Kwik Sew 2912 in 4T. This is before washing out the stabilizer on the front.
This has two layers of water soluble on the top and a layer each of solvy sticky and cut away on the bottom.
Colors as follows –
1. C&C Black
2. Sulky Yellow
3. C&C D8-543
4. C&C C9-300A
5. C&C G8-256
6. C&C E7-57A
Jack needed black pants for his holiday program. (He still needs a white shirt and red tie, but that’s another story.) These are no fuss elastic waist pants in a fine wale cord with a flannel lining.
These are Kwik Sew 2918, size 4T. They have a 1 3/8″ allowance for the elastic casing, so I took 1″ off the top of the flannel lining to reduce the bulk there. The colors in the photo are a bit off and I keep crashing GIMP when I try to adjust them. The corduroy is black, and the kitchen island they are laying on is also much darker than it appears.
Now, I have to admit to doing the dumbest thing. I sewed the corduroy into a pair, then sewed the flannel as a pair. I then put them inside each other and proceeded to connect them at the leg hems. Trying turning that back right side out. It doesn’t work. I picked apart one leg hem, then realized that what I really needed to do was take apart the crotch seams on the flannel. That wouldn’t have been too bad had I not sewed those first and then sewed the inseam as one length.
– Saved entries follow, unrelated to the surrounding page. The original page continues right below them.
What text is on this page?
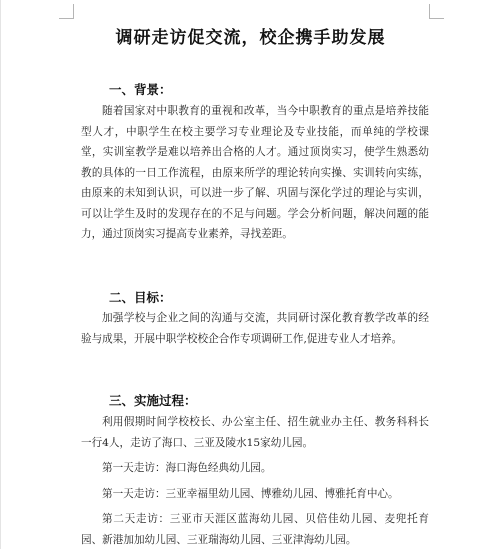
调研走访促交流，校企携手助发展
一、背景：

随着国家对中职教育的重视和改革，当今中职教育的重点是培养技能型人才，中职学生在校主要学习专业理论及专业技能，而单纯的学校课堂，实训室教学是难以培养出合格的人才。通过顶岗实习，使学生熟悉幼教的具体的一日工作流程，由原来所学的理论转向实操、实训转向实练，由原来的未知到认识，可以进一步了解、巩固与深化学过的理论与实训，可以让学生及时的发现存在的不足与问题。学会分析问题，解决问题的能力，通过顶岗实习提高专业素养，寻找差距。

二、目标：

加强学校与企业之间的沟通与交流，共同研讨深化教育教学改革的经验与成果，开展中职学校校企合作专项调研工作,促进专业人才培养。

三、实施过程：

利用假期时间学校校长、办公室主任、招生就业办主任、教务科科长一行4人，走访了海口、三亚及陵水15家幼儿园。

第一天走访：海口海色经典幼儿园。

第一天走访：三亚幸福里幼儿园、博雅幼儿园、博雅托育中心。

第二天走访：三亚市天涯区蓝海幼儿园、贝倍佳幼儿园、麦兜托育园、新港加加幼儿园、三亚瑞海幼儿园、三亚津海幼儿园。
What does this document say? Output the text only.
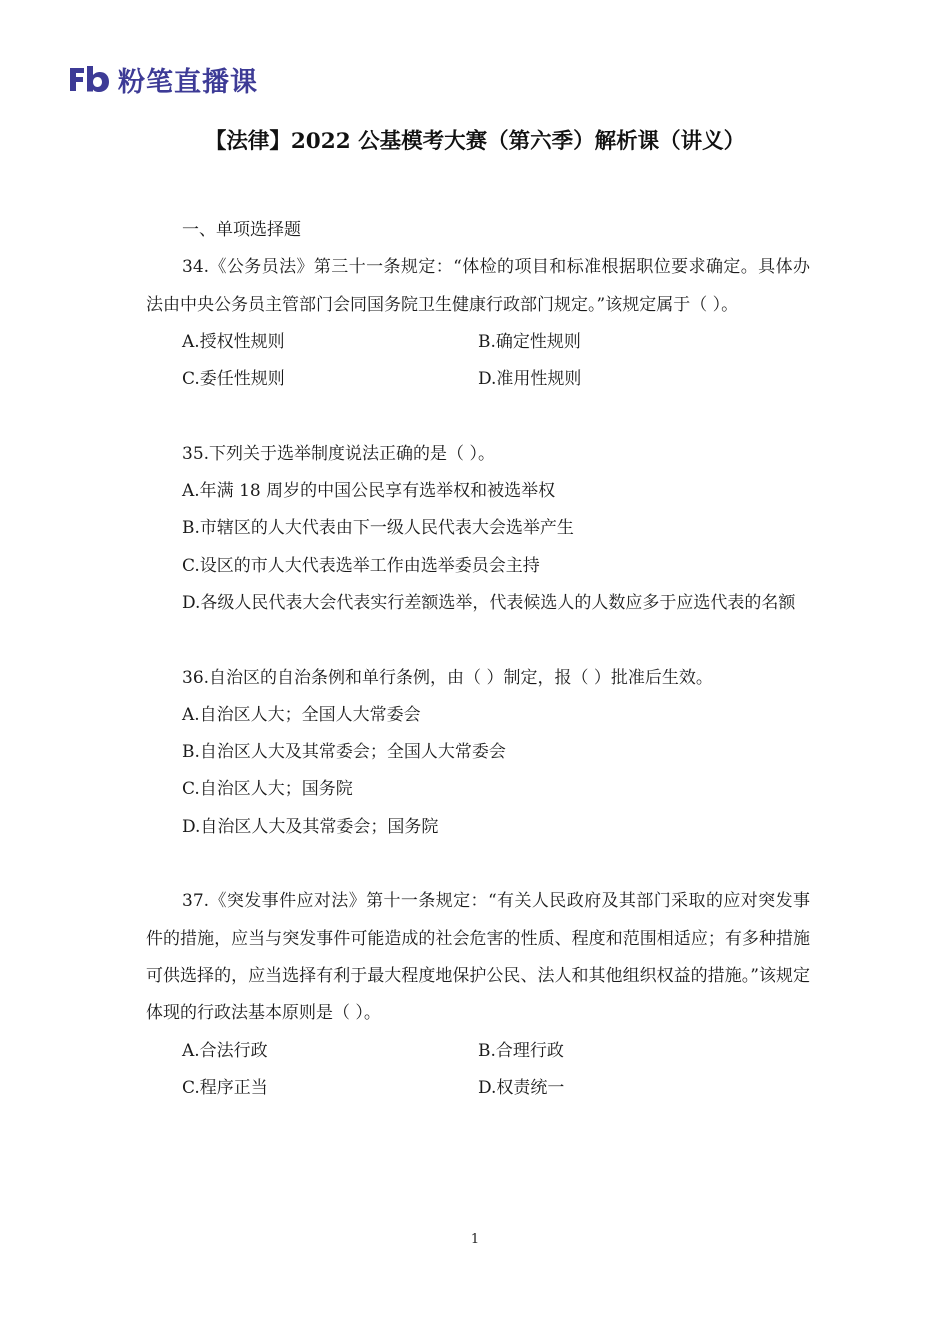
粉笔直播课
【法律】2022 公基模考大赛（第六季）解析课（讲义）
一、单项选择题
34.《公务员法》第三十一条规定：“体检的项目和标准根据职位要求确定。具体办法由中央公务员主管部门会同国务院卫生健康行政部门规定。”该规定属于（ ）。
A.授权性规则	B.确定性规则
C.委任性规则	D.准用性规则
35.下列关于选举制度说法正确的是（ ）。
A.年满 18 周岁的中国公民享有选举权和被选举权
B.市辖区的人大代表由下一级人民代表大会选举产生
C.设区的市人大代表选举工作由选举委员会主持
D.各级人民代表大会代表实行差额选举，代表候选人的人数应多于应选代表的名额
36.自治区的自治条例和单行条例，由（ ）制定，报（ ）批准后生效。
A.自治区人大；全国人大常委会
B.自治区人大及其常委会；全国人大常委会
C.自治区人大；国务院
D.自治区人大及其常委会；国务院
37.《突发事件应对法》第十一条规定：“有关人民政府及其部门采取的应对突发事件的措施，应当与突发事件可能造成的社会危害的性质、程度和范围相适应；有多种措施可供选择的，应当选择有利于最大程度地保护公民、法人和其他组织权益的措施。”该规定体现的行政法基本原则是（ ）。
A.合法行政	B.合理行政
C.程序正当	D.权责统一
1
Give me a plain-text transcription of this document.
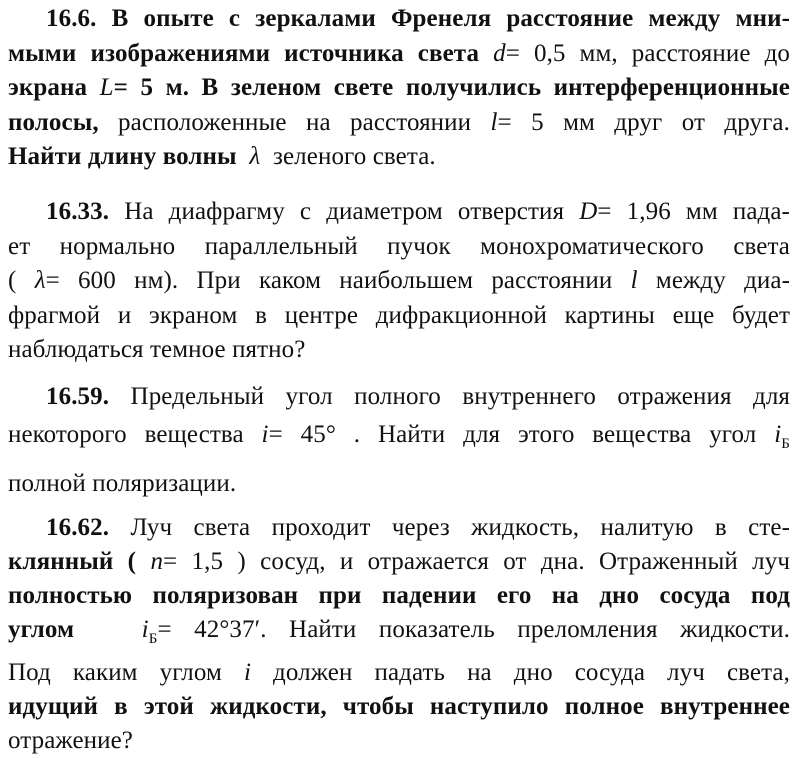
16.6. В опыте с зеркалами Френеля расстояние между мни-
мыми изображениями источника света d= 0,5 мм, расстояние до
экрана L= 5 м. В зеленом свете получились интерференционные
полосы, расположенные на расстоянии l= 5 мм друг от друга.
Найти длину волны λ зеленого света.
16.33. На диафрагму с диаметром отверстия D= 1,96 мм пада-
ет нормально параллельный пучок монохроматического света
( λ= 600 нм). При каком наибольшем расстоянии l между диа-
фрагмой и экраном в центре дифракционной картины еще будет
наблюдаться темное пятно?
16.59. Предельный угол полного внутреннего отражения для
некоторого вещества i= 45° . Найти для этого вещества угол $i_Б$
полной поляризации.
16.62. Луч света проходит через жидкость, налитую в сте-
клянный ( n= 1,5 ) сосуд, и отражается от дна. Отраженный луч
полностью поляризован при падении его на дно сосуда под
углом	$i_Б= 42^\circ 37'$. Найти показатель преломления жидкости.
Под каким углом i должен падать на дно сосуда луч света,
идущий в этой жидкости, чтобы наступило полное внутреннее
отражение?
Seam ripper, seam ripper…
Note to self – line pants as follows:
Sew outside pants.
Sew each leg of inner layer separately.
Attach inner and outer at leg hem.
Sew crotch of inner layer.
Sew waistband.
Zoe is Mama Snowman in her class holiday play. She is to wear a white top in case it shows when she stands behind the cardboard snowman she’s pretending to be. We’re stretching “white” to include shirts that are white with silver snowflakes. The plan is to dye this after her program’s over as I’ve learned that white is just not a color my children should wear.
Pattern is just a basic top, Ottobre 1/2001, #21, size 128.